When the '89 Batman movie hit, I fell for Batmania hard and found out there was a comic shop within walking distance. I was hooked until college, when money and time sank and I became disillusioned with most titles I’d followed. I gave up sometime in the early '00s.

In 2016, Stan Lee came to a nearby con, and DC launched Rebirth. Those events had me dip my toe back into comics. What I didn’t realize in my years away was the rise of the variant, and I could not believe what people were willing to pay for certain variants. I read digitally and choose physical books with a mix of “buy what you like” and “buy what you think will increase in value over time.” I am a long-term collector/investor.


I read comics off and on from a young age. I wasn’t too dedicated to anything until around High School thanks to cool issues I found on the newsstand at our local cigarettes, booze, newspapers, and magazine store. The guy who owned it loved comics so he ordered cool stuff beyond what you’d expect in the mid-2000s as the Direct Market mostly overtook newsstands that just normally stocked, “Archie,” digests or such. That’s how I read Bendis’ stellar Daredevil run and Morrison’s work on, “New X-Men,” plus other stuff. Also how I started reading, “Moon Knight,” during Huston’s run who became my favorite character ever.
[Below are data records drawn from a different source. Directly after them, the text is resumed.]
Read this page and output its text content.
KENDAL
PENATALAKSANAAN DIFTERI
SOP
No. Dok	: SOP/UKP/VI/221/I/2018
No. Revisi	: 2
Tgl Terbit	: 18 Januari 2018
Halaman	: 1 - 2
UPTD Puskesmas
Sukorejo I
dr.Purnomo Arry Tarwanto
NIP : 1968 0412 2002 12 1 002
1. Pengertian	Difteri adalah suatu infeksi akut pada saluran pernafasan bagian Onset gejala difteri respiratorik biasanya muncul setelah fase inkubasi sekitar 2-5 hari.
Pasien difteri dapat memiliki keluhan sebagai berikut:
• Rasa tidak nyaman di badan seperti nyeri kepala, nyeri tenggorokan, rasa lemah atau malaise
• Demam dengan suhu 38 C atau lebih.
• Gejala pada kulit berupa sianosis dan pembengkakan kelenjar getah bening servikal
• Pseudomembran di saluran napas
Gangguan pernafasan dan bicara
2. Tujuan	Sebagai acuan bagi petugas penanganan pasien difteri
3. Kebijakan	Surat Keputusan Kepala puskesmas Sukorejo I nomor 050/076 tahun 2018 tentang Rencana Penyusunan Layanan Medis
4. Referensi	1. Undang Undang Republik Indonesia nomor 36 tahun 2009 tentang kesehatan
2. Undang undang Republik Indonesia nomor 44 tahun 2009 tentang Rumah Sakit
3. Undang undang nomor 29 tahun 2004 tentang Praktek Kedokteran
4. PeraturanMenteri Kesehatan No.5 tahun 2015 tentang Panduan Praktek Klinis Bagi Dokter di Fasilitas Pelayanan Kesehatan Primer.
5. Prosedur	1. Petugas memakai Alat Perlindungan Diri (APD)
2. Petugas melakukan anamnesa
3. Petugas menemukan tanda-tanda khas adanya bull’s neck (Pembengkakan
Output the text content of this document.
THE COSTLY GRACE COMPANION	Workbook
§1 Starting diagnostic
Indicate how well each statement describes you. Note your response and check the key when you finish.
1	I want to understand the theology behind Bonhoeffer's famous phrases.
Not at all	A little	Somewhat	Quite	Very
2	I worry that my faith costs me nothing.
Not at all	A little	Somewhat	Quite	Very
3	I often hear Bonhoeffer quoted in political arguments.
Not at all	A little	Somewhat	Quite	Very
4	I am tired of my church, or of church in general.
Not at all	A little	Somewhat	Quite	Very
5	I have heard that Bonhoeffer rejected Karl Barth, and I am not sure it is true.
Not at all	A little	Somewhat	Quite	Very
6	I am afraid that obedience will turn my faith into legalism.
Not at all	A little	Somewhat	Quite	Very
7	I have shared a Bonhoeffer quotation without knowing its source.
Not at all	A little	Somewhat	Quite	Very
I have a blog post from 2018 that explains a lot of Moon Knight’s appeal to me:

Once I was in college I read a bit more too. When I didn’t have classes I’d hang out at the comic-stores in nearby towns sometimes as my town lacked a comic shop. If you left where I was–Cortland–for Ithaca or Syracuse there were comic stores though, just 30-45 minutes away. Cortland has a little comic shop now since I left and when I visit I always like to stop by and buy some stuff to support them. When I moved to Saint Louis I started reading more and slowly started doing some speculating too until I began doing it more and more.

Now I basically am willing to sell anything in my collection for the right price, I tell people. With the exception of my Moon Knight stuff I don’t have a duplicate of and certain other comics with some kind of personal significance to me. Otherwise, I often have done @drunkwooky style purges of my collection to try and not have too much space taken-up by shortboxes or trades/hardcovers.


I seriously thought you were just in your late 30s. You have aged well.

What are your top Moon Knight essential runs personally?

I’ve never gotten into the character but fans of his are die hard. I read recent Marvel Now stuff, but I’d be interested in going classic.

When it comes to ranking Moon Knight runs:

  1. Charlie Huston’s run that then segued into George Benson’s run.
  2. The original stuff by Moench, even though some stuff hasn’t aged well.
  3. Warren Ellis’ short run (even though Ellis is now known for his awful behavior).
  4. The, “Vengeance of the Moon Knight,” short run.
  5. The last issues of, “Marc Spector: Moon Knight,” with Stephen Platt’s insane artwork.
  6. Brian Bendis’ run–passable at best but Alex Maleev’s artwork is cool.
  7. Basically everything else with the character.
  8. Max Bemis’ God-awful run. The only saving grace are the issues Jacen Burrows illustrated.

Nice! I’ll start reading through this. Thanks.

1 Like

Oh, Lemire’s run was solid. It ties for #5

1 Like

Warren ellis short moon knight run is the best.